|Location of Zimbabwe|
With the very strong caveat that we often see hyperbolic reports of disease outbreaks from the African media - and most (but not all) turn out to be less dire than first thought - there are multiple reports of `severe influenza' in Zimbabwe this morning, that has led to the closure of a number of schools.
Twitter, and other social media are also filled with similar reports (see below).
|Twitter Screen Shot 0700hrs EDT 8/11|
Typical of the reporting this morning is this, from ZimEye.net.
11th August 2017
Staff Reporter | Medical practitioners have warned of an outbreak of a highly complicated and possibly fatal flu bug which has hit the country.

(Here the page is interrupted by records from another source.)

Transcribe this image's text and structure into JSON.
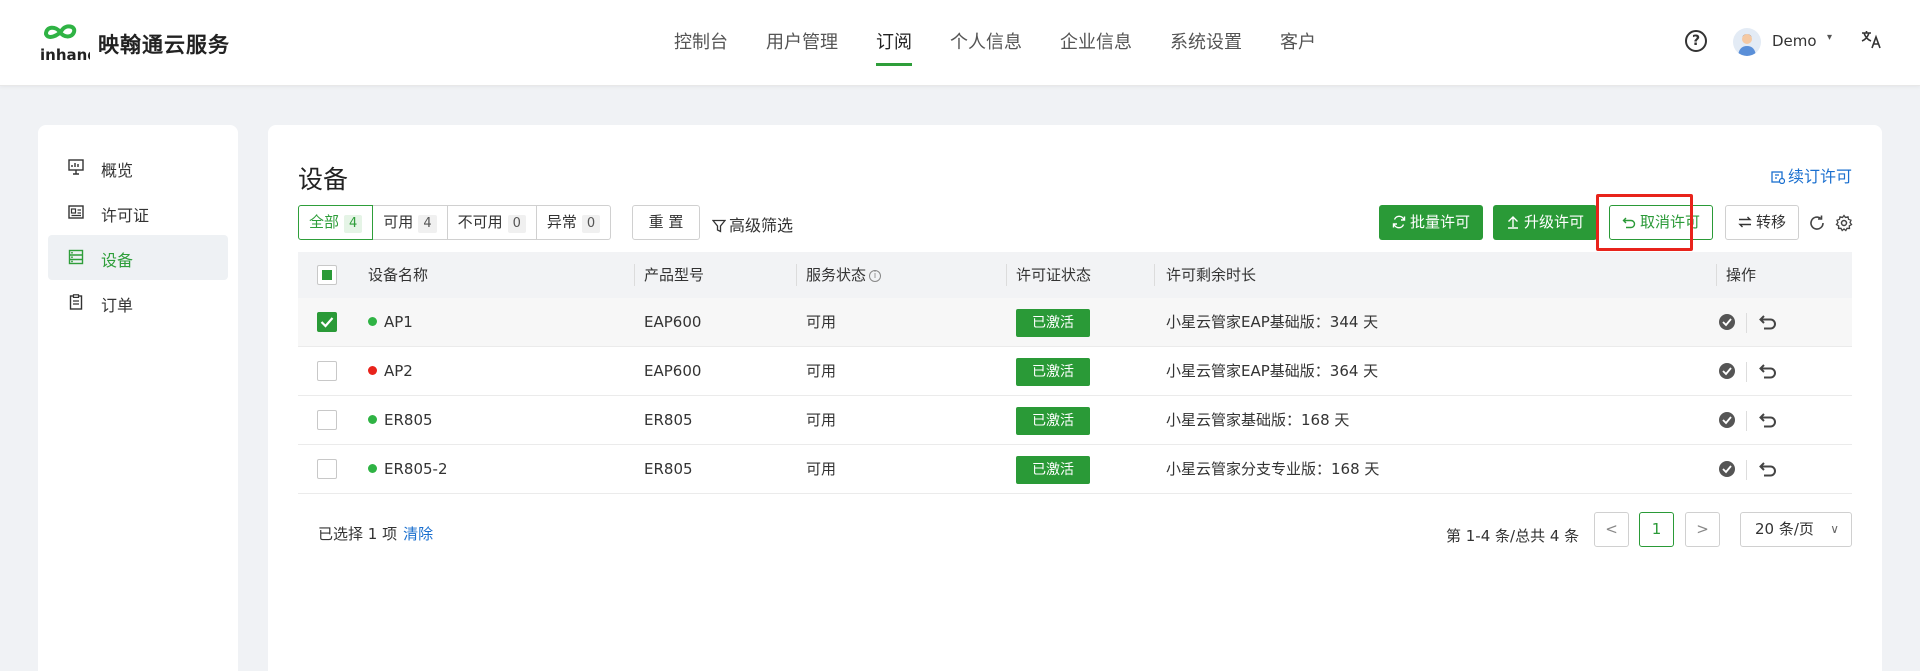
{
  "header": {
    "brand": "映翰通云服务",
    "logo_text": "inhand",
    "nav": [
      {
        "label": "控制台",
        "active": false
      },
      {
        "label": "用户管理",
        "active": false
      },
      {
        "label": "订阅",
        "active": true
      },
      {
        "label": "个人信息",
        "active": false
      },
      {
        "label": "企业信息",
        "active": false
      },
      {
        "label": "系统设置",
        "active": false
      },
      {
        "label": "客户",
        "active": false
      }
    ],
    "help_glyph": "?",
    "user_name": "Demo",
    "caret": "▾"
  },
  "sidebar": {
    "items": [
      {
        "label": "概览",
        "icon": "dashboard-icon",
        "active": false
      },
      {
        "label": "许可证",
        "icon": "license-icon",
        "active": false
      },
      {
        "label": "设备",
        "icon": "device-icon",
        "active": true
      },
      {
        "label": "订单",
        "icon": "order-icon",
        "active": false
      }
    ]
  },
  "main": {
    "title": "设备",
    "renew_link": "续订许可",
    "filters": [
      {
        "label": "全部",
        "count": "4",
        "active": true
      },
      {
        "label": "可用",
        "count": "4",
        "active": false
      },
      {
        "label": "不可用",
        "count": "0",
        "active": false
      },
      {
        "label": "异常",
        "count": "0",
        "active": false
      }
    ],
    "reset_label": "重 置",
    "advanced_filter_label": "高级筛选",
    "actions": {
      "batch_license": "批量许可",
      "upgrade_license": "升级许可",
      "cancel_license": "取消许可",
      "transfer": "转移"
    },
    "table": {
      "columns": [
        "设备名称",
        "产品型号",
        "服务状态",
        "许可证状态",
        "许可剩余时长",
        "操作"
      ],
      "rows": [
        {
          "name": "AP1",
          "model": "EAP600",
          "service": "可用",
          "license_status": "已激活",
          "remaining": "小星云管家EAP基础版：344 天",
          "online": true,
          "selected": true
        },
        {
          "name": "AP2",
          "model": "EAP600",
          "service": "可用",
          "license_status": "已激活",
          "remaining": "小星云管家EAP基础版：364 天",
          "online": false,
          "selected": false
        },
        {
          "name": "ER805",
          "model": "ER805",
          "service": "可用",
          "license_status": "已激活",
          "remaining": "小星云管家基础版：168 天",
          "online": true,
          "selected": false
        },
        {
          "name": "ER805-2",
          "model": "ER805",
          "service": "可用",
          "license_status": "已激活",
          "remaining": "小星云管家分支专业版：168 天",
          "online": true,
          "selected": false
        }
      ]
    },
    "footer": {
      "selected_text": "已选择 1 项",
      "clear_label": "清除",
      "page_info": "第 1-4 条/总共 4 条",
      "prev": "<",
      "current_page": "1",
      "next": ">",
      "page_size": "20 条/页"
    }
  },
  "colors": {
    "accent": "#2a9a37",
    "link": "#1a6fcf",
    "online": "#2fb344",
    "offline": "#e8231b",
    "highlight": "#e8231b"
  }
}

A Bulawayo based doctor told the state run media yesterday the complicated flu which exhibits symptoms of malaria and is potentially fatal if not properly treated, has hit thousands of people around the country.
Meanwhile, Manicaland Provincial Education Director Mr Edward Shumba told the same media that the epidemic had hit his province hard so much that three schools had to be closed last week.(Continue . . . )
According to the report, Bende Primary School, Bende Secondary School and Melleray Primary School in the province had to send learners for an early school holiday last week as the flu wreaked havoc in the area.
Ministry of Health and Child Care Director of Epidemiology and Dieses Control, Dr Portia Manangazira however downplayed the outbreak claiming that the Ministry is yet to meet and assess the situation before making any declarations.
The Ministry immediately also dispelled a social media circulating message that the flu outbreak may be a human version of the deadly H5N8 bird flu.
It is, of course, flu season in the Southern Hemisphere, and we've already seen reports of heavy flu activity out of Australia, as well as this summer's unusually severe outbreak in Hong Kong and Southern China.
While this is likely no more than a localized outbreak of seasonal H3N2 or H1N1, influenza has a high capacity to surprise us, and so we'll continue to keep an eye on the flu situation in Southern Africa as their winter season rolls on.